Et puis, l’autre norme, c’est la norme de la vie privée qui est une invention juridique assez récente, assez floue, finalement il n’y a pas de définition extrêmement claire de la vie privée. Or, on sort de plusieurs années où finalement les gens se disaient « si je n’ai rien à cacher il n’y a pas de problème ». C’est par exemple ce qu’on a beaucoup entendu après l’affaire Snowden, on nous disait « les services de renseignement s’intéressent aux individus méchants et moi je suis un gentil, donc je n’ai rien à craindre ».
Face à ça j’aime beaucoup la formule d’une chercheuse américaine qui s’appelle Shoshana Zuboff [9], qui a écrit un gros pavé sur le capitalisme de surveillance qui est une notion qu’elle a contribué à forger et elle dit « si vous n’avez rien à cacher vous n’êtes rien ». C’est un peu asséné comme ça et c’est un peu brutal. Si on a une vision assez maximaliste et je pense que c’est bien d’avoir une vision assez maximaliste parce que les promesses marketing de ces technologies sont des visions maximalistes, donc on peut tout à fait envisager des scénarios qui sont des scénarios inquiets, je pense que la peur n’est pas forcément mauvaise conseillère en matière de technologie, il faut juste réussir à transformer l’angoisse en une peur qui peut, ensuite, permettre d’actionner des réflexions, un esprit critique, etc. Dans ces conditions-là, ce que je crains c’est qu’on ait effectivement des mesures de police prédictive par exemple, ou qu’on ait des discriminations amplifiées par la technologie. Sur la police prédictive c’est déjà, encore une fois, des choses qui sont un peu à l’œuvre, qui sont expérimentales aujourd’hui : si vous décidez d’analyser de grandes qualités de données, ensuite vous allez pouvoir déterminer quelle zone est plus criminogène que telle autre, on a eu des expérimentations de ce type aux États-Unis ; d’ailleurs un certain nombre ont été abandonnées parce qu’on s’est rendu que soit elles ne marchaient pas, soit elles amplifiaient des phénomènes discriminatoires. Si vous faites la même chose en France, vous allez peut-être vous rendre compte que, finalement, les zones les plus criminogènes sont déjà les zones où vous avez le plus de contrôles arbitraires de police, de contrôles au faciès, etc. et on en vient, du coup, au deuxième effet, c’est-à-dire que demain la technologie risque de créer des classes de citoyens soit en fonction de nos habitudes, de nos modes de vie, un peu sur le modèle chinois, le crédit social à la chinoise. On est immunisé, à priori, contre le régime politique chinois, je ne pense pas du tout qu’on vive en dictature, encore une fois on est une démocratie avec des institutions à peu près fonctionnelles, qui ne se portent pas très bien.

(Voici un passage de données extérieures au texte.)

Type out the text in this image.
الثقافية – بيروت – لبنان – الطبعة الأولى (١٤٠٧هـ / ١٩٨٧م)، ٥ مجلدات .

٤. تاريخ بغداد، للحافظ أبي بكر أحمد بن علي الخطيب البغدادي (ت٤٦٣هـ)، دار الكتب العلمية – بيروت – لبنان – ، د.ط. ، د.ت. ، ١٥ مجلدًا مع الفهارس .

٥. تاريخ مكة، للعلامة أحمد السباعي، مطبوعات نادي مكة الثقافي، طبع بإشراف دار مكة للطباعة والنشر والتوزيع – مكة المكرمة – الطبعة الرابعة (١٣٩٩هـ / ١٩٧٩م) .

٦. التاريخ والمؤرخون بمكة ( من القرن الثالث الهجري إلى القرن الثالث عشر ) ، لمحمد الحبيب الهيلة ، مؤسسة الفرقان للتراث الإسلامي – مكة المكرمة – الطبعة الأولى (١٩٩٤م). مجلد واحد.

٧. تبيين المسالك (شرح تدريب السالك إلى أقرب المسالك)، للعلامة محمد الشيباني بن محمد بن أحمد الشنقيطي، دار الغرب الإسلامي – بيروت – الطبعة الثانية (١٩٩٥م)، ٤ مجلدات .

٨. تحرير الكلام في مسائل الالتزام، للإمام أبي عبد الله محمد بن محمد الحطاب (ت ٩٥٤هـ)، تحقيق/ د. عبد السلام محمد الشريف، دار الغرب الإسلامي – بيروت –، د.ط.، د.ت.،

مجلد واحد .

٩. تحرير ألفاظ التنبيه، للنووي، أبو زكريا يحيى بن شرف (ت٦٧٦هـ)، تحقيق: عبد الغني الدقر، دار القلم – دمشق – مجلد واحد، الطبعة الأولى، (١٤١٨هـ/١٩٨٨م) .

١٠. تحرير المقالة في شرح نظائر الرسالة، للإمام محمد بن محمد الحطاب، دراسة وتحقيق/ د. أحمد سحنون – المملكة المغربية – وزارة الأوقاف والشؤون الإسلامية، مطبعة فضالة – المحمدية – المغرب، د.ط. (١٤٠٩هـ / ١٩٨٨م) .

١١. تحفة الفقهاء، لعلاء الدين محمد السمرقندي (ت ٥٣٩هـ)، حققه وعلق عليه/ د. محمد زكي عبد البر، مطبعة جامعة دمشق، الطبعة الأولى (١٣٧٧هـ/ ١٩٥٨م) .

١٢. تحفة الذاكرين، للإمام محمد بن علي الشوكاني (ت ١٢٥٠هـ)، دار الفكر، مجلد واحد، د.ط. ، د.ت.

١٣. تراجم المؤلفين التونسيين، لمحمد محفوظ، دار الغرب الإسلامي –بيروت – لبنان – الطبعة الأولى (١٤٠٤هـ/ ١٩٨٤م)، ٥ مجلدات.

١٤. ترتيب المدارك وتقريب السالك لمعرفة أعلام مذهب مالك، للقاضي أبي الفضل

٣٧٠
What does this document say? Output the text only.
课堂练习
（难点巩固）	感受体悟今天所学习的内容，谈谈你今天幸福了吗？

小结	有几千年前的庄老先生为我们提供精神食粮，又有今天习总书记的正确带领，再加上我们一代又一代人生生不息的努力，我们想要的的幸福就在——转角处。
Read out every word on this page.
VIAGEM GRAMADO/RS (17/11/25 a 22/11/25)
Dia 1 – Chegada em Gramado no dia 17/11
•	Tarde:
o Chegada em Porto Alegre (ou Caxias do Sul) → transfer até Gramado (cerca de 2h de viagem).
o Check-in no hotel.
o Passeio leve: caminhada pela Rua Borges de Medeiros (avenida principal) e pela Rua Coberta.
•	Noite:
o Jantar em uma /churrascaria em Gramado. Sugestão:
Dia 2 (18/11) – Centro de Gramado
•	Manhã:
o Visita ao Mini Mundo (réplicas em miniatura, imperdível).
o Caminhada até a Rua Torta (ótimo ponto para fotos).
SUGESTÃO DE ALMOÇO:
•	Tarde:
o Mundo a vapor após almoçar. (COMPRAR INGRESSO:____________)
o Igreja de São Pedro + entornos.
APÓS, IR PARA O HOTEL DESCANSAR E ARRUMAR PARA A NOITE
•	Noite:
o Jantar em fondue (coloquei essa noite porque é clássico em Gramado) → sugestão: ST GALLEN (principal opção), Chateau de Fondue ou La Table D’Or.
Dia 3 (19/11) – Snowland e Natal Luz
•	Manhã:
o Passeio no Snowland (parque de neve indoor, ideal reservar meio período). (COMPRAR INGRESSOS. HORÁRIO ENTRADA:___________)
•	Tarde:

Salomé Saqué : Il y a quand même certaines personnes qui parlent de possible dictature sanitaire, par exemple.
Olivier Tesquet : Ce sont des mots qui reviennent et, surtout, ça traduit une défiance très forte de la population vis-à-vis de la parole politique, de la puissance publique, donc il ne faut pas l’éliminer d’un revers de la main. On voit surtout que cette intrication entre le public et le privé est de plus en plus forte. Encore une fois, on a des garde-fous qui sont plus puissants et plus efficaces en Europe et en France que, par exemple, aux États-Unis. Si on regarde ce qui se passe aux États-Unis, je n’ai pas envie d’une société dans laquelle suivant ce que vous avez commandé sur Internet, suivant la façon dont vous vous alimentez, va ensuite avoir un impact sur la note que vous donne une compagnie d’assurances qui va ensuite décider de vous coller un malus parce que vous avez du mauvais cholestérol, or c’est précisément ce qui est en train de se mettre en place. Aux États-Unis vous avez des gens qui souffrent d’apnée du sommeil, qui doivent porter un masque pendant la nuit, ces masques sont connectés. S’ils ne respectent l’observance thérapeutique, s’ils ne mettent pas le masque comme il faut, aux heures qu’il faut, le temps qu’il faut, etc., la compagnie d’assurances ne les rembourse plus.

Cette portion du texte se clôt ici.